La pandemia del VIH / sida no es igual en los países ricos que en aquellos que están en vías de desarrollo. En estos últimos, la prioridad todavía es salvar vidas y que los fármacos antirretrovirales lleguen a todos los seropositivos. En los primeros, esto está prácticamente garantizado pero existen otros déficits.

Uno de los que más preocupa a los expertos de países como España es común a fármacos para otras patologías y se denomina adherencia terapéutica. La fórmula es clara: la combinación de medicamentos controla la infección por VIH siempre que se cumpla una condición imprescindible, que el seropositivo se los tome.

Esta semana se ha presentado en Madrid un nuevo fármaco antirretroviral que facilita la adherencia usando una fórmula muy conocida por los sanitarios: reduciendo el número de comprimidos. La lógica dicta que es más fácil acordarse de consumir una menor cantidad de pastilla que un número elevado.

El nuevo medicamento, que combina en un solo comprimido el inhibidor de la proteasa darunavir y un nuevo potenciador de su acción, cobicistat, no es el primer medicamento de este tipo, pero se añade a la tendencia registrada en los últimos meses de simplificar el tratamiento del paciente seropositivo. "Puede ser la diferencia entre tomarlo y no tomarlo", señala el consultor senior del Servicio de Infecciones del Hospital Clínic de Barcelona Josep Mallolas.
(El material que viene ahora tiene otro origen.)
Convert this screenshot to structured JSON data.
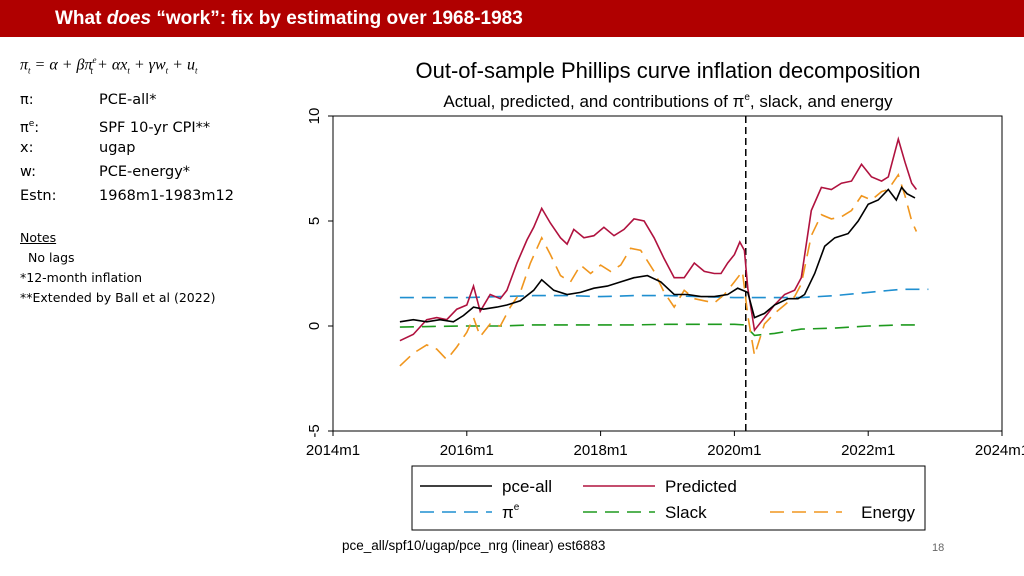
{
  "slide": {
    "title_pre": "What ",
    "title_em": "does",
    "title_post": " “work”: fix by estimating over 1968-1983",
    "page_number": "18",
    "footer": "pce_all/spf10/ugap/pce_nrg (linear) est6883"
  },
  "equation": {
    "pi": "π",
    "eq": " = α + βπ",
    "plus_ax": " + αx",
    "plus_gw": " + γw",
    "plus_u": " + u",
    "sub": "t",
    "sup": "e"
  },
  "definitions": [
    {
      "key": "π:",
      "value": "PCE-all*"
    },
    {
      "key_base": "π",
      "key_sup": "e",
      "key_colon": ":",
      "value": "SPF 10-yr CPI**"
    },
    {
      "key": "x:",
      "value": "ugap"
    },
    {
      "key": "w:",
      "value": "PCE-energy*"
    },
    {
      "key": "Estn:",
      "value": "1968m1-1983m12"
    }
  ],
  "notes": {
    "title": "Notes",
    "lines": [
      "No lags",
      "*12-month inflation",
      "**Extended by Ball et al (2022)"
    ]
  },
  "chart_data": {
    "type": "line",
    "title": "Out-of-sample Phillips curve inflation decomposition",
    "subtitle_pre": "Actual, predicted, and contributions of π",
    "subtitle_sup": "e",
    "subtitle_post": ", slack, and energy",
    "xlim": [
      2014.0,
      2024.0
    ],
    "ylim": [
      -5,
      10
    ],
    "xticks": [
      {
        "value": 2014.0,
        "label": "2014m1"
      },
      {
        "value": 2016.0,
        "label": "2016m1"
      },
      {
        "value": 2018.0,
        "label": "2018m1"
      },
      {
        "value": 2020.0,
        "label": "2020m1"
      },
      {
        "value": 2022.0,
        "label": "2022m1"
      },
      {
        "value": 2024.0,
        "label": "2024m1"
      }
    ],
    "yticks": [
      {
        "value": -5,
        "label": "-5"
      },
      {
        "value": 0,
        "label": "0"
      },
      {
        "value": 5,
        "label": "5"
      },
      {
        "value": 10,
        "label": "10"
      }
    ],
    "vline_x": 2020.17,
    "series": [
      {
        "name": "pce-all",
        "color": "#000000",
        "dash": "none",
        "points": [
          [
            2015.0,
            0.2
          ],
          [
            2015.2,
            0.3
          ],
          [
            2015.4,
            0.2
          ],
          [
            2015.6,
            0.3
          ],
          [
            2015.8,
            0.2
          ],
          [
            2015.95,
            0.5
          ],
          [
            2016.1,
            0.9
          ],
          [
            2016.25,
            0.8
          ],
          [
            2016.45,
            0.9
          ],
          [
            2016.6,
            1.0
          ],
          [
            2016.8,
            1.2
          ],
          [
            2017.0,
            1.7
          ],
          [
            2017.12,
            2.2
          ],
          [
            2017.3,
            1.7
          ],
          [
            2017.5,
            1.5
          ],
          [
            2017.7,
            1.6
          ],
          [
            2017.9,
            1.8
          ],
          [
            2018.1,
            1.9
          ],
          [
            2018.3,
            2.1
          ],
          [
            2018.5,
            2.3
          ],
          [
            2018.7,
            2.4
          ],
          [
            2018.9,
            2.1
          ],
          [
            2019.1,
            1.5
          ],
          [
            2019.3,
            1.5
          ],
          [
            2019.5,
            1.4
          ],
          [
            2019.7,
            1.4
          ],
          [
            2019.9,
            1.5
          ],
          [
            2020.05,
            1.8
          ],
          [
            2020.2,
            1.6
          ],
          [
            2020.3,
            0.4
          ],
          [
            2020.45,
            0.6
          ],
          [
            2020.6,
            1.0
          ],
          [
            2020.8,
            1.3
          ],
          [
            2020.95,
            1.3
          ],
          [
            2021.05,
            1.5
          ],
          [
            2021.2,
            2.5
          ],
          [
            2021.35,
            3.8
          ],
          [
            2021.5,
            4.2
          ],
          [
            2021.7,
            4.4
          ],
          [
            2021.85,
            5.0
          ],
          [
            2022.0,
            5.8
          ],
          [
            2022.15,
            6.0
          ],
          [
            2022.3,
            6.5
          ],
          [
            2022.42,
            6.0
          ],
          [
            2022.5,
            6.6
          ],
          [
            2022.58,
            6.3
          ],
          [
            2022.7,
            6.1
          ]
        ]
      },
      {
        "name": "Predicted",
        "color": "#b0123f",
        "dash": "none",
        "points": [
          [
            2015.0,
            -0.7
          ],
          [
            2015.2,
            -0.4
          ],
          [
            2015.4,
            0.3
          ],
          [
            2015.55,
            0.4
          ],
          [
            2015.7,
            0.3
          ],
          [
            2015.85,
            0.8
          ],
          [
            2016.0,
            1.0
          ],
          [
            2016.1,
            1.9
          ],
          [
            2016.2,
            0.7
          ],
          [
            2016.35,
            1.5
          ],
          [
            2016.5,
            1.3
          ],
          [
            2016.6,
            1.7
          ],
          [
            2016.75,
            3.0
          ],
          [
            2016.9,
            4.1
          ],
          [
            2017.0,
            4.7
          ],
          [
            2017.12,
            5.6
          ],
          [
            2017.25,
            4.9
          ],
          [
            2017.4,
            4.2
          ],
          [
            2017.5,
            3.9
          ],
          [
            2017.6,
            4.6
          ],
          [
            2017.75,
            4.2
          ],
          [
            2017.9,
            4.3
          ],
          [
            2018.05,
            4.7
          ],
          [
            2018.2,
            4.3
          ],
          [
            2018.35,
            4.6
          ],
          [
            2018.5,
            5.1
          ],
          [
            2018.65,
            5.0
          ],
          [
            2018.8,
            4.2
          ],
          [
            2018.95,
            3.2
          ],
          [
            2019.1,
            2.3
          ],
          [
            2019.25,
            2.3
          ],
          [
            2019.4,
            3.0
          ],
          [
            2019.55,
            2.6
          ],
          [
            2019.7,
            2.5
          ],
          [
            2019.8,
            2.5
          ],
          [
            2019.9,
            3.0
          ],
          [
            2020.0,
            3.4
          ],
          [
            2020.08,
            4.0
          ],
          [
            2020.15,
            3.6
          ],
          [
            2020.2,
            1.8
          ],
          [
            2020.3,
            -0.2
          ],
          [
            2020.45,
            0.4
          ],
          [
            2020.6,
            1.0
          ],
          [
            2020.75,
            1.5
          ],
          [
            2020.9,
            1.7
          ],
          [
            2021.0,
            2.3
          ],
          [
            2021.15,
            5.5
          ],
          [
            2021.3,
            6.6
          ],
          [
            2021.45,
            6.5
          ],
          [
            2021.6,
            6.8
          ],
          [
            2021.75,
            6.9
          ],
          [
            2021.9,
            7.7
          ],
          [
            2022.05,
            7.1
          ],
          [
            2022.2,
            6.9
          ],
          [
            2022.3,
            7.1
          ],
          [
            2022.45,
            8.9
          ],
          [
            2022.55,
            7.8
          ],
          [
            2022.65,
            6.8
          ],
          [
            2022.72,
            6.5
          ]
        ]
      },
      {
        "name": "πe",
        "color": "#1f8fd0",
        "dash": "14,8",
        "points": [
          [
            2015.0,
            1.35
          ],
          [
            2015.5,
            1.35
          ],
          [
            2016.0,
            1.35
          ],
          [
            2016.5,
            1.4
          ],
          [
            2017.0,
            1.45
          ],
          [
            2017.5,
            1.45
          ],
          [
            2018.0,
            1.4
          ],
          [
            2018.5,
            1.45
          ],
          [
            2019.0,
            1.45
          ],
          [
            2019.5,
            1.4
          ],
          [
            2020.0,
            1.35
          ],
          [
            2020.5,
            1.35
          ],
          [
            2021.0,
            1.35
          ],
          [
            2021.5,
            1.45
          ],
          [
            2022.0,
            1.6
          ],
          [
            2022.5,
            1.75
          ],
          [
            2022.9,
            1.75
          ]
        ]
      },
      {
        "name": "Slack",
        "color": "#1e9a1e",
        "dash": "14,8",
        "points": [
          [
            2015.0,
            -0.05
          ],
          [
            2015.5,
            -0.02
          ],
          [
            2016.0,
            0.0
          ],
          [
            2016.5,
            0.0
          ],
          [
            2017.0,
            0.05
          ],
          [
            2017.5,
            0.05
          ],
          [
            2018.0,
            0.05
          ],
          [
            2018.5,
            0.05
          ],
          [
            2019.0,
            0.08
          ],
          [
            2019.5,
            0.08
          ],
          [
            2020.0,
            0.08
          ],
          [
            2020.15,
            0.05
          ],
          [
            2020.3,
            -0.45
          ],
          [
            2020.6,
            -0.35
          ],
          [
            2021.0,
            -0.15
          ],
          [
            2021.5,
            -0.1
          ],
          [
            2022.0,
            0.0
          ],
          [
            2022.5,
            0.05
          ],
          [
            2022.7,
            0.05
          ]
        ]
      },
      {
        "name": "Energy",
        "color": "#f0961e",
        "dash": "14,8",
        "points": [
          [
            2015.0,
            -1.9
          ],
          [
            2015.2,
            -1.3
          ],
          [
            2015.4,
            -0.9
          ],
          [
            2015.55,
            -1.1
          ],
          [
            2015.7,
            -1.6
          ],
          [
            2015.85,
            -1.0
          ],
          [
            2016.0,
            -0.3
          ],
          [
            2016.1,
            0.4
          ],
          [
            2016.2,
            -0.5
          ],
          [
            2016.35,
            0.1
          ],
          [
            2016.5,
            0.0
          ],
          [
            2016.65,
            0.9
          ],
          [
            2016.8,
            1.6
          ],
          [
            2016.95,
            3.0
          ],
          [
            2017.12,
            4.2
          ],
          [
            2017.25,
            3.4
          ],
          [
            2017.4,
            2.4
          ],
          [
            2017.55,
            2.1
          ],
          [
            2017.7,
            2.9
          ],
          [
            2017.85,
            2.5
          ],
          [
            2018.0,
            2.9
          ],
          [
            2018.15,
            2.6
          ],
          [
            2018.3,
            2.9
          ],
          [
            2018.45,
            3.7
          ],
          [
            2018.6,
            3.6
          ],
          [
            2018.8,
            2.6
          ],
          [
            2018.95,
            1.6
          ],
          [
            2019.1,
            0.9
          ],
          [
            2019.25,
            1.7
          ],
          [
            2019.4,
            1.3
          ],
          [
            2019.55,
            1.2
          ],
          [
            2019.7,
            1.1
          ],
          [
            2019.85,
            1.5
          ],
          [
            2020.0,
            2.1
          ],
          [
            2020.12,
            2.6
          ],
          [
            2020.2,
            0.5
          ],
          [
            2020.3,
            -1.4
          ],
          [
            2020.45,
            0.1
          ],
          [
            2020.6,
            0.6
          ],
          [
            2020.75,
            1.0
          ],
          [
            2020.9,
            1.4
          ],
          [
            2021.0,
            2.0
          ],
          [
            2021.15,
            4.3
          ],
          [
            2021.3,
            5.3
          ],
          [
            2021.45,
            5.1
          ],
          [
            2021.6,
            5.2
          ],
          [
            2021.75,
            5.5
          ],
          [
            2021.9,
            6.2
          ],
          [
            2022.05,
            6.0
          ],
          [
            2022.2,
            6.4
          ],
          [
            2022.3,
            6.5
          ],
          [
            2022.45,
            7.2
          ],
          [
            2022.55,
            6.2
          ],
          [
            2022.65,
            5.0
          ],
          [
            2022.72,
            4.5
          ]
        ]
      }
    ],
    "legend": [
      {
        "label": "pce-all",
        "color": "#000000",
        "dash": "none",
        "col": 0,
        "row": 0
      },
      {
        "label": "Predicted",
        "color": "#b0123f",
        "dash": "none",
        "col": 1,
        "row": 0
      },
      {
        "label_base": "π",
        "label_sup": "e",
        "color": "#1f8fd0",
        "dash": "14,8",
        "col": 0,
        "row": 1
      },
      {
        "label": "Slack",
        "color": "#1e9a1e",
        "dash": "14,8",
        "col": 1,
        "row": 1
      },
      {
        "label": "Energy",
        "color": "#f0961e",
        "dash": "14,8",
        "col": 2,
        "row": 1
      }
    ]
  }
}
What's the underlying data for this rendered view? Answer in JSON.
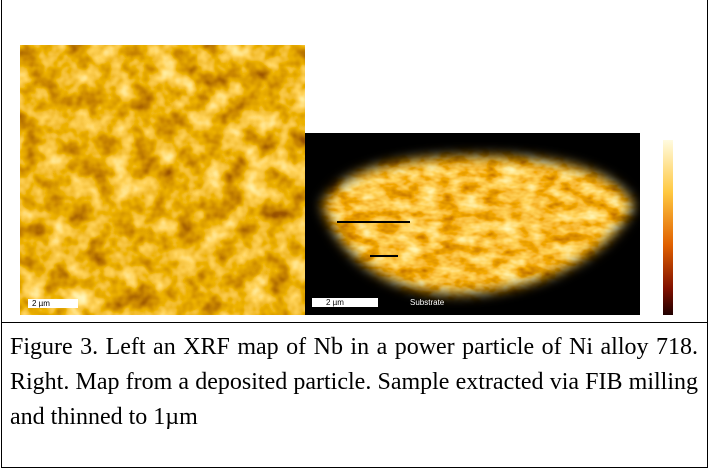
{
  "figure": {
    "left_scale_bar": "2 µm",
    "right_scale_bar": "2 µm",
    "right_label": "Substrate"
  },
  "caption": "Figure 3. Left an XRF map of Nb in a power particle of Ni alloy 718. Right. Map from a deposited particle. Sample extracted via FIB milling and thinned to 1µm"
}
Son combinaciones que suponen, además, un ahorro. No tanto en costes directos, ya que el precio del nuevo fármaco es similar al de los dos principios activos que lo componen, como en indirectos, ya que no solo aumenta la adherencia, sino que no hacen resistente al virus incluso si no se toman.

Pero lo más novedoso de estos fármacos se está viendo con el tiempo y es la posibilidad de que deje de ser necesaria la triple terapia antirretroviral, el paradigma que convirtió la infección por VIH en una condición manejable, frente al anterior estatus de causante casi segura de sida y muerte. Según Mallolas, entre un 20% y un 30% de los pacientes seropositivos "muy bien seleccionados" podrían controlar su infección tomando solo esta nueva pastilla o un fármaco de la misma familia, es decir, un inhibidor de la proteasa potenciado en un único comprimido. "La probabilidad de fracaso es como en la terapia triple", comentó el investigador.

Hace menos de un mes, la revista The Lancet Infectious Diseases publicaba precisamente un estudio español que llegaba a la misma conclusión, aunque en este caso se trataba de otro de los nuevos medicamentos combinados.

Otra ventaja del fármaco recién presentado es que minimiza los efectos adversos, según señaló el jefe del Servicio de Enfermedades Infecciosas del Hospital General Universitario de Valencia, Enrique Ortega. Este mismo especialista mencionó también la necesidad de desarrollar ámbitos como el de la telemedicina, que permitiría "facilitar el seguimiento de los pacientes y reducir la frecuencia de sus visitas al hospital".

Aunque tanto el nuevo medicamento como otras opciones similares controlan con éxito el VIH, los especialistas insisten en la importancia de las políticas de prevención frente a la infección. "No nos engañemos. Las posibilidades de fallecer de un seropositivo son cuatro veces superiores y la media de supervivencia de diez años menor; se le ha perdido el respeto y es una actitud errónea" comentó Mallolas.